Discounting without fixing the root problem delays churn by one cycle at lower margin. Discount-saved customers churn at 2-3x the rate of problem-solved customers in the following year. [src2]
Save hierarchy: solve the problem → offer scope reduction → discount. Discounts are for genuine budget-only objections.
Over-engineered models are harder to maintain, explain to CS teams, and debug. Teams spend months building a "perfect" model that never ships. [src4]
Deploy a simple model in week 3, measure accuracy over 90 days, then add signals. A logistic regression on 5 variables gets 80% of a 30-variable ML model's predictive power.
Involuntary churn is 20-40% of total and the cheapest to fix.

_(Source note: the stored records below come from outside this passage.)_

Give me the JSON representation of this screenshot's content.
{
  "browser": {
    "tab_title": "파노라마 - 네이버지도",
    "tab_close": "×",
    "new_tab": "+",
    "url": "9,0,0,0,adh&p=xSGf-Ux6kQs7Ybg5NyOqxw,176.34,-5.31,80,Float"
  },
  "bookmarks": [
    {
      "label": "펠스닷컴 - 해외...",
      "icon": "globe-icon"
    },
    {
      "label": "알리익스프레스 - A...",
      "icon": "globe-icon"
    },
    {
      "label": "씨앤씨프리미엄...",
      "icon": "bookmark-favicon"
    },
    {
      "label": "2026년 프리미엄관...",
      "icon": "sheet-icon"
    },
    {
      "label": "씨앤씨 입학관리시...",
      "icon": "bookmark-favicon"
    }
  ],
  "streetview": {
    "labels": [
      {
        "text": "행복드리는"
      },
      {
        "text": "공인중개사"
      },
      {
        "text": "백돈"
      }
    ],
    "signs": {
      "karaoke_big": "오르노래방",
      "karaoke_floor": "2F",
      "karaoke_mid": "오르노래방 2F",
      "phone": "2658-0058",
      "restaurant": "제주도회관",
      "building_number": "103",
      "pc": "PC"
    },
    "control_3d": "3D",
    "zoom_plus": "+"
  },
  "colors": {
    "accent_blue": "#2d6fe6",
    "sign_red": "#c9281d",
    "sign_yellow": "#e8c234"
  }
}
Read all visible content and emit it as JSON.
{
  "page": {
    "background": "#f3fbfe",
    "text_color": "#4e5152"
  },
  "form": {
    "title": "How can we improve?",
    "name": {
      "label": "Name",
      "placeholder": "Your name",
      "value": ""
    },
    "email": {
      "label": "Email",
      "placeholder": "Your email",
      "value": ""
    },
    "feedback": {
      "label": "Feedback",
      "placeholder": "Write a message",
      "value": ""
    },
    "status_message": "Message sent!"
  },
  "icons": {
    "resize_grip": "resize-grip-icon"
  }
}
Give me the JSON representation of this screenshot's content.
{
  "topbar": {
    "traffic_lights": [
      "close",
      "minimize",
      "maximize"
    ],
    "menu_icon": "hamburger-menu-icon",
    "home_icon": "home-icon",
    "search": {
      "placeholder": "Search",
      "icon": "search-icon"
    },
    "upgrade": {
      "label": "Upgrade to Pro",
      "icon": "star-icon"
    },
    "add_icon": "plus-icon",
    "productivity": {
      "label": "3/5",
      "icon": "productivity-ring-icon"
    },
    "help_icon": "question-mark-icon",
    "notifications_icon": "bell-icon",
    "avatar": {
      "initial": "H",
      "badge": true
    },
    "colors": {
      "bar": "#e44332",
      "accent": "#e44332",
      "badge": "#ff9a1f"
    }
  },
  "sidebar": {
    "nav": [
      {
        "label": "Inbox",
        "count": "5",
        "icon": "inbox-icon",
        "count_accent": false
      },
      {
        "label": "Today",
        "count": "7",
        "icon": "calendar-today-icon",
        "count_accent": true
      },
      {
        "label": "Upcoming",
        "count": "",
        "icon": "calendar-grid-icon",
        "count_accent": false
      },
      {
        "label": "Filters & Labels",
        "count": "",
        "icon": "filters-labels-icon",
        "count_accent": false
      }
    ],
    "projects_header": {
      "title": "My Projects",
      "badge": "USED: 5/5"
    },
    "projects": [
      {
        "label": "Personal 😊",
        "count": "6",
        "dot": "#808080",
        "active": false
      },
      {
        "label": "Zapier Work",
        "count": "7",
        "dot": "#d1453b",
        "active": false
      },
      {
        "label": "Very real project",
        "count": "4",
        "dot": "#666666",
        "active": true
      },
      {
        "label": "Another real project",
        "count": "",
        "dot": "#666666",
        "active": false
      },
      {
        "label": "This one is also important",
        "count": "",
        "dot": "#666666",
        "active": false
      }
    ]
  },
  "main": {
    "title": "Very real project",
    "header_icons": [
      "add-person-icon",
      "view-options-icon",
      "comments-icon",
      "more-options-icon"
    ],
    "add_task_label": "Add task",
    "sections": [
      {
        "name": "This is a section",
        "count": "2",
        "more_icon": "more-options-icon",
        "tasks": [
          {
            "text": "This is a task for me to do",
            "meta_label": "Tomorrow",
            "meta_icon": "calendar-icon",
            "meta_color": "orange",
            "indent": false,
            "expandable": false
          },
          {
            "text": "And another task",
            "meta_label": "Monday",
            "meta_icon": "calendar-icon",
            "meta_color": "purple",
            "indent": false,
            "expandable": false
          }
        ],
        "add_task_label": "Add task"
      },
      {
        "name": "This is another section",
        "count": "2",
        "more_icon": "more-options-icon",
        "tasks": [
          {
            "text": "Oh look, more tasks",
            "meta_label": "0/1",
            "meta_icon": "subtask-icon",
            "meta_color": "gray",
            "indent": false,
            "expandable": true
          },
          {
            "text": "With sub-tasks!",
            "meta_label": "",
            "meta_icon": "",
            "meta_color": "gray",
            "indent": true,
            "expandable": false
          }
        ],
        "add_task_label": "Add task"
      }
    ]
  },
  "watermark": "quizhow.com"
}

Smart retry alone recovers 70% of failed payments. Pre-expiry alerts prevent 40%+ of failures. [src5]
Fix the leak that costs nothing to fix first. A 10-pp improvement in dunning recovery often equals $50K-$500K in recovered ARR with zero marginal cost.
Use when a company has 100+ customers, at least 6 months of data, and needs to build or rebuild a systematic retention program — not plan one, but actually deploy health scoring, configure smart dunning, activate intervention playbooks, and measure results on a live dashboard. Requires lifecycle data, product usage, and support history as inputs; produces an operational retention system as output. A 10-point NRR improvement boosts valuation by 20-30%. [src6]